With an admiration bordering on reverence, RFK is a made-for-television movie that tracks Robert Kennedy's career from November, 1963 to his own death by assassination in June, 1968. British actor Linus Roache plays Robert F. Kennedy and James Cromwell plays RFK nemesis and, coincidentally President of the United States, Lyndon B. Johnson.

Roache has the hair, the accent, and enough of the charisma to make a convincing RFK. Missing is the sense of the spiritual growth RFK underwent in the five years following his brother's assassination. It's mentioned, of course. At one point Kennedy, after recounting some incidents in his ruthless past, asks an aide "Do you really think I've changed?" Unfortunately, the aide's affirmation stands in stead of the movie showing us the change. Rather, writer Hank Steinberg and director Robert Dornhelm insert the shade of John F. Kennedy (Martin Donovan) into the story, and make him a character who pops in and out throughout the movie to chide, goad, and advise his younger brother. It's a device the story doesn't need. The facts were rich enough in themselves, and the JFK ghost just distracts and pulls us out of the story as well as cause us to question RFK's sanity. Still, from carpeting-bagging senatorial candidate to spearheading a program to rebuild slum neighborhoods in New York City, from meeting with union activist Cesar Chavez to addressing an anti-apartheid crowd in South Africa to a campaign for the Democratic presidential nomination on an anti-war platform, RFK does hit most of the major points of Kennedy's career post 1963.

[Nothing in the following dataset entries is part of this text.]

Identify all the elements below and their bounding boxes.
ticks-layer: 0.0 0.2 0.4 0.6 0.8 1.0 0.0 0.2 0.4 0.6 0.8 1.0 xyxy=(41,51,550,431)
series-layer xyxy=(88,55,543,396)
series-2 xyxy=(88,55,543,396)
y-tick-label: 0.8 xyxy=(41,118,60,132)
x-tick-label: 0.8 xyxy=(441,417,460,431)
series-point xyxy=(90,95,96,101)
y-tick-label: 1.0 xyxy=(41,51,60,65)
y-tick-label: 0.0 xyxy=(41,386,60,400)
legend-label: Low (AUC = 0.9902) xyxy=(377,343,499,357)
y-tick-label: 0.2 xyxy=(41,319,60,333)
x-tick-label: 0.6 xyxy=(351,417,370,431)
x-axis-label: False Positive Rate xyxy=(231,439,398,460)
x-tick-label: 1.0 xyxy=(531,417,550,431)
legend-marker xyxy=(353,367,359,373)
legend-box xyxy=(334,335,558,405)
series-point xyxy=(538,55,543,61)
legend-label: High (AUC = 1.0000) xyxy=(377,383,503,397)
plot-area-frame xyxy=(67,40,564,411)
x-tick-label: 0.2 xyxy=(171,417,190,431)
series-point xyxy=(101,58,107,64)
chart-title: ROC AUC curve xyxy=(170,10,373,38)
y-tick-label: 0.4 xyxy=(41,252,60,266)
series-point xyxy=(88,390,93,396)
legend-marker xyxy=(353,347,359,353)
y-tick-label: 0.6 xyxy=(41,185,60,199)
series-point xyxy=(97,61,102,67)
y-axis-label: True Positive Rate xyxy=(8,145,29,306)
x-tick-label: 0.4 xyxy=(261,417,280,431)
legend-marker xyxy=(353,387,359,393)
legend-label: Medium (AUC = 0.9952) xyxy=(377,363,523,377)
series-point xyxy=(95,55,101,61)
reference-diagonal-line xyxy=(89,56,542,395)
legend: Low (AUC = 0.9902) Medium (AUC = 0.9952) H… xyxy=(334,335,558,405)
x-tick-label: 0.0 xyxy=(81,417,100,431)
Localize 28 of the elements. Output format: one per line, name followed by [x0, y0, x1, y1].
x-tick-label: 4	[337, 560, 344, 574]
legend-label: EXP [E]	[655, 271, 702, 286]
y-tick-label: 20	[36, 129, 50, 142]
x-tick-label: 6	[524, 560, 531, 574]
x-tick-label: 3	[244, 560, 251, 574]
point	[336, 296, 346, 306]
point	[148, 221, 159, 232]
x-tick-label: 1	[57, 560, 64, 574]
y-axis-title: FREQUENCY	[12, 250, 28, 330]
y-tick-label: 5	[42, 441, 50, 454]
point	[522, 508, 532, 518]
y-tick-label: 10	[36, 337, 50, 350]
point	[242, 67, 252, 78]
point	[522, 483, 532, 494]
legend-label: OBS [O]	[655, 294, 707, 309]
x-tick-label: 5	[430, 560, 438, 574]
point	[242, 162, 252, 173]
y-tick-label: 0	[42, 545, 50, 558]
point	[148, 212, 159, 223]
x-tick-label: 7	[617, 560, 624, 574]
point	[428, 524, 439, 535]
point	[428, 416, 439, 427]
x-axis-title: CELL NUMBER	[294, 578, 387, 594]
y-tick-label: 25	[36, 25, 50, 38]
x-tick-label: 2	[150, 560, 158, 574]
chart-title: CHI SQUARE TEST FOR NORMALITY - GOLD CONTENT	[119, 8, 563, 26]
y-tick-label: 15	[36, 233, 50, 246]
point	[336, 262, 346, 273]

RFK is an okay if somewhat spotty and superficial political biopic. Towards the end of his life Robert Kennedy had indeed changed, and his growth from ruthless detachment to compassionate liberalism is one of the strangest political odysseys in American political history. If this movie sparks an interest in the runt of the Kennedy clan (it should,) and a trip to the bookshelf to check out a biography (Evan Thomas's Robert Kennedy: His Life is a good place to start,) it's good enough for me to recommend.